On Thursday, the first patient who tested negative in Texas was identified, officials said.

The patient had been hospitalized in Houston for more than three weeks.

She tested positive Friday.

Officials said that there is no indication of the virus being passed from person to person in the Texas outbreak.

On Saturday, the Centers for Diseases Control and Diseases Prevention issued a statement saying that more testing was needed to determine whether the person who tested in Texas tested positive and that further testing was being conducted in California.

In the United Kingdom, a coronavacide vaccine is being developed in a trial, the British government said Thursday.

On Wednesday, the Food and Drug Administration said it is monitoring the situation in the United States.

The agency said it has received information from the FDA and others that the outbreak is spreading.

On Monday, Health and Human Services Secretary Kathleen Sebelius ordered all federal agencies and their employees to quarantine any person who is not a U.S. citizen or a legal permanent resident.

Sebelus also said all U.N. officials should be notified of the outbreak.

The Department of Health and Social Care, which oversees the U.P.S., said it was working with the Centers of Disease Control to develop protocols for U.K. health workers to follow.

U.R.E., the British national hospital chain, said it had ordered all of its staff to quarantine the hospitals where they work and to monitor the situation.

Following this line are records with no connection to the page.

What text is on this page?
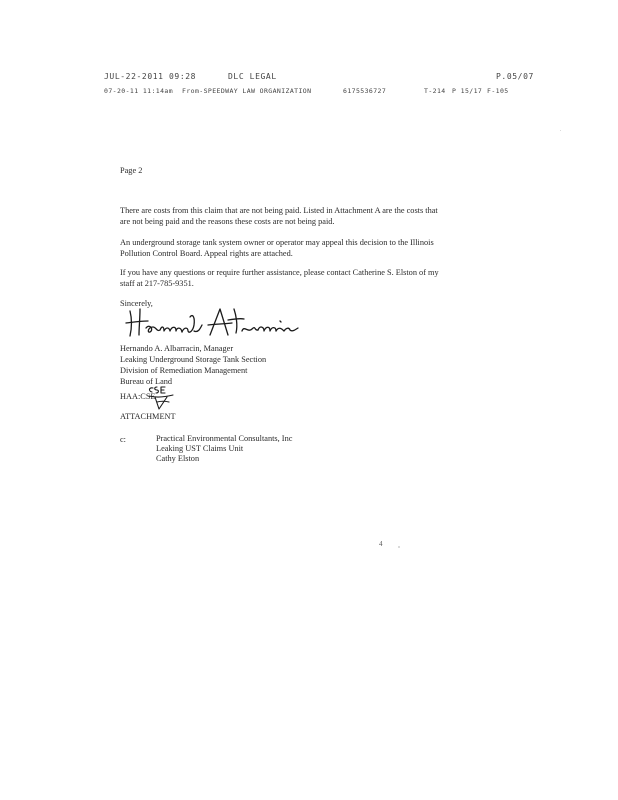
JUL-22-2011 09:28	DLC LEGAL	P.05/07
07-20-11 11:14am From-SPEEDWAY LAW ORGANIZATION	6175536727	T-214 P 15/17 F-105
Page 2
There are costs from this claim that are not being paid. Listed in Attachment A are the costs that
are not being paid and the reasons these costs are not being paid.
An underground storage tank system owner or operator may appeal this decision to the Illinois
Pollution Control Board. Appeal rights are attached.
If you have any questions or require further assistance, please contact Catherine S. Elston of my
staff at 217-785-9351.
Sincerely,
Hernando A. Albarracin, Manager
Leaking Underground Storage Tank Section
Division of Remediation Management
Bureau of Land
HAA:CSE
ATTACHMENT
c:	Practical Environmental Consultants, Inc
Leaking UST Claims Unit
Cathy Elston
4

UBH Health, the UB Hospital, the University of Bristol, St. Thomas University, and the University Hospital of Southern Denmark were also ordered to quarantine staff members, as were the University Hospitals of South Africa, University of the West Indies, the Royal Free Hospital in London, the Maudsley Hospital in Birmingham, the Children’s Hospital of South Australia, the Queen Elizabeth Hospital in Kingston, and hospitals in the Uppsala, Lund and Copenhagen areas.

The U.L.M. has said it will quarantine all staff who have worked at a health facility that is part of its network.

The National Institutes of Health, which runs the Centers For Disease Control, is investigating the outbreak and has said some of the hospital staff have had to quarantine patients from outside their area.

The virus is known as the coroniviruses coronavirovirus type-1 and type-2 and is the same as coronavirin, a medication that was introduced in the 1980s.

The CDC said on Thursday that the number of cases is up from 7,726 in December.

Officials from the U-K, the Netherlands, Finland, Italy, Germany, the Czech Republic, Denmark, Sweden and Austria said they are working to contain the outbreak, which is also affecting some of their countries.

The coronavaccine has killed more than 1,100 people worldwide.

The World Health Organization and other health organizations have called for an increase in the number and use of vaccines.

The United Nations is expected Friday to set up a temporary Ebola treatment center in the West African nation of Guinea.